PAUL FRIESEN, QMI Agency

, Last Updated: 7:19 PM ET

CHARLOTTETOWN, P.E.I. — They’ve already made it further than most teams their age would dare dream.

You could say Rachel Homan’s Ontario foursome has nothing to lose at the Scotties Tournament of Hearts — which could help them, or hurt them.

Either they’ll be loose enough to let it all hang out, or they’ll be satisfied, and lose their edge.

“We’re a little surprised we made it here so soon,” Homan, 21, said Friday. “It’s amazing to get that success early. We achieved our goal to make playoffs and we’re really proud of ourselves. If things don’t go well, then we’re still pretty happy.”

Seeing the competitiveness of Homan and Co. all week, she could be playing a little possum.
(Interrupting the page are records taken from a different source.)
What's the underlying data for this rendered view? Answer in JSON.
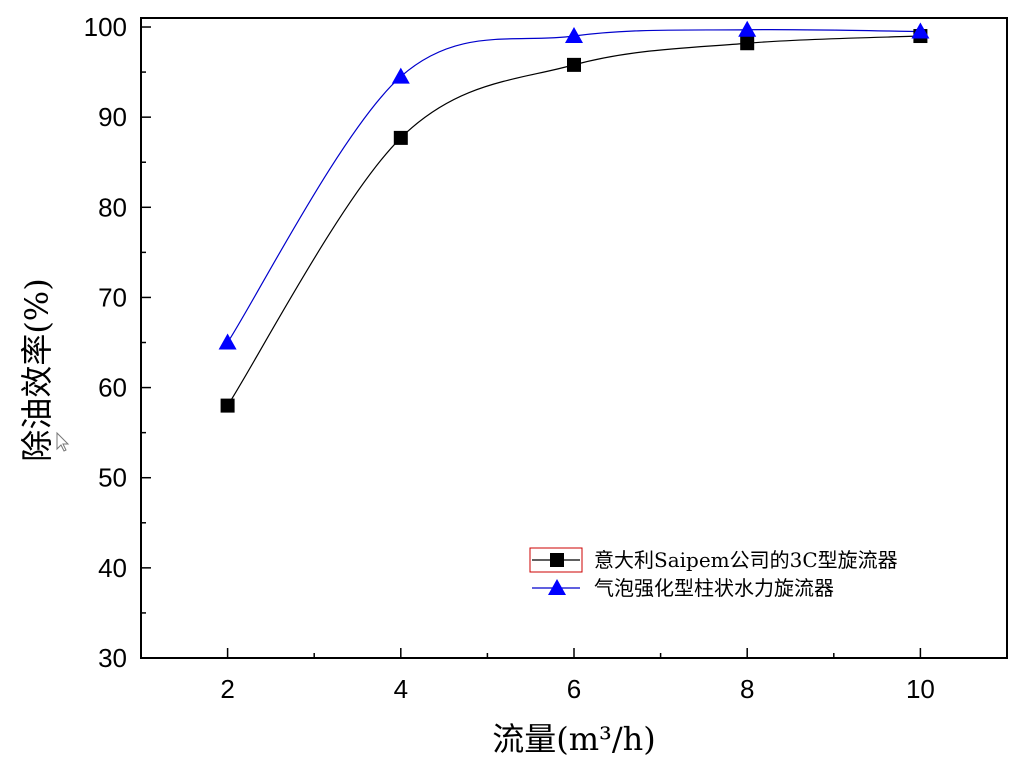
{
  "chart_data": {
    "type": "scatter",
    "xlabel": "流量(m³/h)",
    "ylabel": "除油效率(%)",
    "xlim": [
      1,
      11
    ],
    "ylim": [
      30,
      101
    ],
    "x_ticks": [
      2,
      4,
      6,
      8,
      10
    ],
    "y_ticks": [
      30,
      40,
      50,
      60,
      70,
      80,
      90,
      100
    ],
    "grid": false,
    "legend_position": "lower-right",
    "series": [
      {
        "name": "意大利Saipem公司的3C型旋流器",
        "marker": "square",
        "color": "#000000",
        "line_color": "#000000",
        "x": [
          2,
          4,
          6,
          8,
          10
        ],
        "y": [
          58,
          87.7,
          95.8,
          98.2,
          99
        ],
        "fit": "smooth"
      },
      {
        "name": "气泡强化型柱状水力旋流器",
        "marker": "triangle",
        "color": "#0000ff",
        "line_color": "#0000cc",
        "x": [
          2,
          4,
          6,
          8,
          10
        ],
        "y": [
          65,
          94.5,
          99,
          99.7,
          99.5
        ],
        "fit": "smooth"
      }
    ]
  }
}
The old just-happy-to-be-here trick, going into Saturday’s sudden-death, three-vs-four playoff game against Nova Scotia.

Too inexperienced for that, you say?

Not so fast.

Veteran skips here say Homan is no wide-eyed rookie.

“Normally those juniors that come out, you can kind of rope them into a few things,” B.C.’s Kelly Scott said. “Sometimes those younger players need an experience like this just to figure things out. They’ve kept it going. They’re here to play. They’re pretty smart.”

Smart enough to go 8-3, earning third place and watching more experienced players like Scott, a two-time world champ, and Heather Smith-Dacey of Nova Scotia, both 7-4, play a Friday tiebreaker for fourth place.

Smith-Dacey, who won it, 9-8, says Team Homan’s quick success is something else.

“It’s unbelievable,” the Nova Scotia skip said. “When you’re younger you don’t over-think, you just play. And they do it very, very well. I suspect it’ll be a battle to the end.”